09.11.2019 10:14 di Emanuele Massa   Vedi letture
© foto di Matteo Gribaudi/Image Sport
Ekdal: "Questo il posto migliore visto in Italia. Ci sono state molte speculazioni"

Arrivato nell'estate 2018 come sostituto di Torreira tra lo scetticismo di molti, Albin Ekdal ha saputo ritagliarsi un ruolo da protagonista in maglia blucerchiata, fino a indossare addirittura la fascia da capitano in occasione della vittoria di Ferrara.

Il centrocampista svedese ha rilasciato una lunga intervista sul lungomare di Nervi ai taccuini di aftonbladet.se:

"Questo è il posto migliore che abbia mai visto in Italia. Abbiamo il mare a pochi minuti a piedi da casa, il cibo, il clima, il calcio. Un'ottima combinazione".

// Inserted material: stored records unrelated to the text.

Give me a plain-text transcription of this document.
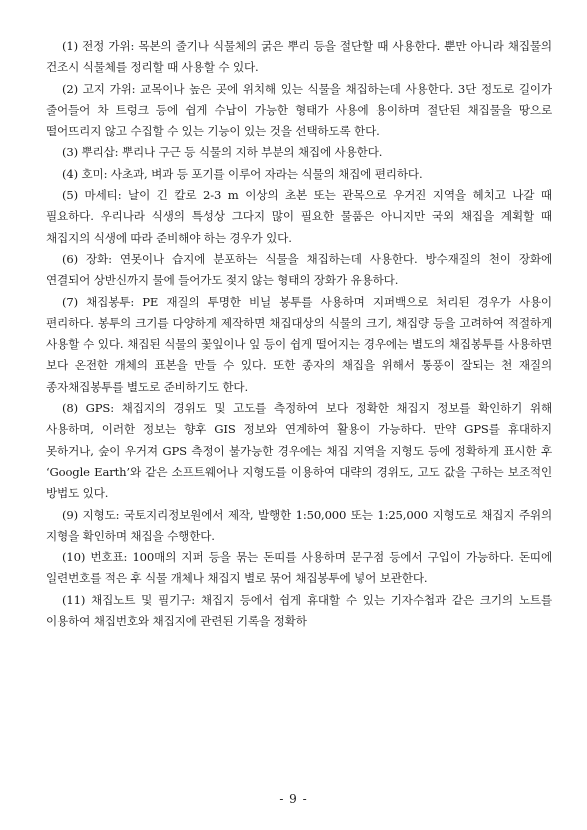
(1) 전정 가위: 목본의 줄기나 식물체의 굵은 뿌리 등을 절단할 때 사용한다. 뿐만 아니라 채집물의 건조시 식물체를 정리할 때 사용할 수 있다.

(2) 고지 가위: 교목이나 높은 곳에 위치해 있는 식물을 채집하는데 사용한다. 3단 정도로 길이가 줄어들어 차 트렁크 등에 쉽게 수납이 가능한 형태가 사용에 용이하며 절단된 채집물을 땅으로 떨어뜨리지 않고 수집할 수 있는 기능이 있는 것을 선택하도록 한다.

(3) 뿌리삽: 뿌리나 구근 등 식물의 지하 부분의 채집에 사용한다.

(4) 호미: 사초과, 벼과 등 포기를 이루어 자라는 식물의 채집에 편리하다.

(5) 마세티: 날이 긴 칼로 2-3 m 이상의 초본 또는 관목으로 우거진 지역을 헤치고 나갈 때 필요하다. 우리나라 식생의 특성상 그다지 많이 필요한 물품은 아니지만 국외 채집을 계획할 때 채집지의 식생에 따라 준비해야 하는 경우가 있다.

(6) 장화: 연못이나 습지에 분포하는 식물을 채집하는데 사용한다. 방수재질의 천이 장화에 연결되어 상반신까지 물에 들어가도 젖지 않는 형태의 장화가 유용하다.

(7) 채집봉투: PE 재질의 투명한 비닐 봉투를 사용하며 지퍼백으로 처리된 경우가 사용이 편리하다. 봉투의 크기를 다양하게 제작하면 채집대상의 식물의 크기, 채집량 등을 고려하여 적절하게 사용할 수 있다. 채집된 식물의 꽃잎이나 잎 등이 쉽게 떨어지는 경우에는 별도의 채집봉투를 사용하면 보다 온전한 개체의 표본을 만들 수 있다. 또한 종자의 채집을 위해서 통풍이 잘되는 천 재질의 종자채집봉투를 별도로 준비하기도 한다.

(8) GPS: 채집지의 경위도 및 고도를 측정하여 보다 정확한 채집지 정보를 확인하기 위해 사용하며, 이러한 정보는 향후 GIS 정보와 연계하여 활용이 가능하다. 만약 GPS를 휴대하지 못하거나, 숲이 우거져 GPS 측정이 불가능한 경우에는 채집 지역을 지형도 등에 정확하게 표시한 후 ‘Google Earth’와 같은 소프트웨어나 지형도를 이용하여 대략의 경위도, 고도 값을 구하는 보조적인 방법도 있다.

(9) 지형도: 국토지리정보원에서 제작, 발행한 1:50,000 또는 1:25,000 지형도로 채집지 주위의 지형을 확인하며 채집을 수행한다.

(10) 번호표: 100매의 지퍼 등을 묶는 돈띠를 사용하며 문구점 등에서 구입이 가능하다. 돈띠에 일련번호를 적은 후 식물 개체나 채집지 별로 묶어 채집봉투에 넣어 보관한다.

(11) 채집노트 및 필기구: 채집지 등에서 쉽게 휴대할 수 있는 기자수첩과 같은 크기의 노트를 이용하여 채집번호와 채집지에 관련된 기록을 정확하

- 9 -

"Quest'estate abbiamo perso molti giocatori - le sue parole tradotte da Sampdorianews.net - siamo partiti con diverse partite difficili e se non raccogli punti poi stai male di testa. Quagliarella è stato leggermente infortunato, ha segnato un goal e come capocannoniere del campionato lo scorso anno è ovviamente importante per noi, ma alla fine si tratta di non essere abbastanza all'altezza a livello di squadra".

La situazione societaria ha influito sulle prestazioni? "Penso di sì a livello di inconscio. Ci sono state molte speculazioni, siamo stati ad un passo dall'avere una nuova proprietà. L'incertezza si manifesta in campo, insieme al fatto che molti giocatori non fossero in buona forma. Quindi diventa difficile vincere".

Hai seguito in tv il finale del campionato svedese assieme a Colley, vinto dal Djurgårdaren. Potresti giocarci in futuro? "Potrebbe essere una valida opzione il giorno in cui sceglierò di tornare a casa, se lo farò. Mi piace lavorare molto bene in Italia e nella vita professionale e spero di continuare ancora per molti anni".

Il tuo contratto con la Samp scadrà nell'estate del 2021, quando avrai 32 anni: "Non sai mai cosa possa succedere, ma il mio obiettivo è restare all'estero, magari provare un nuovo paese. La mia famiglia ama anche vivere all'estero, ma non chiudo affatto nessuna porta".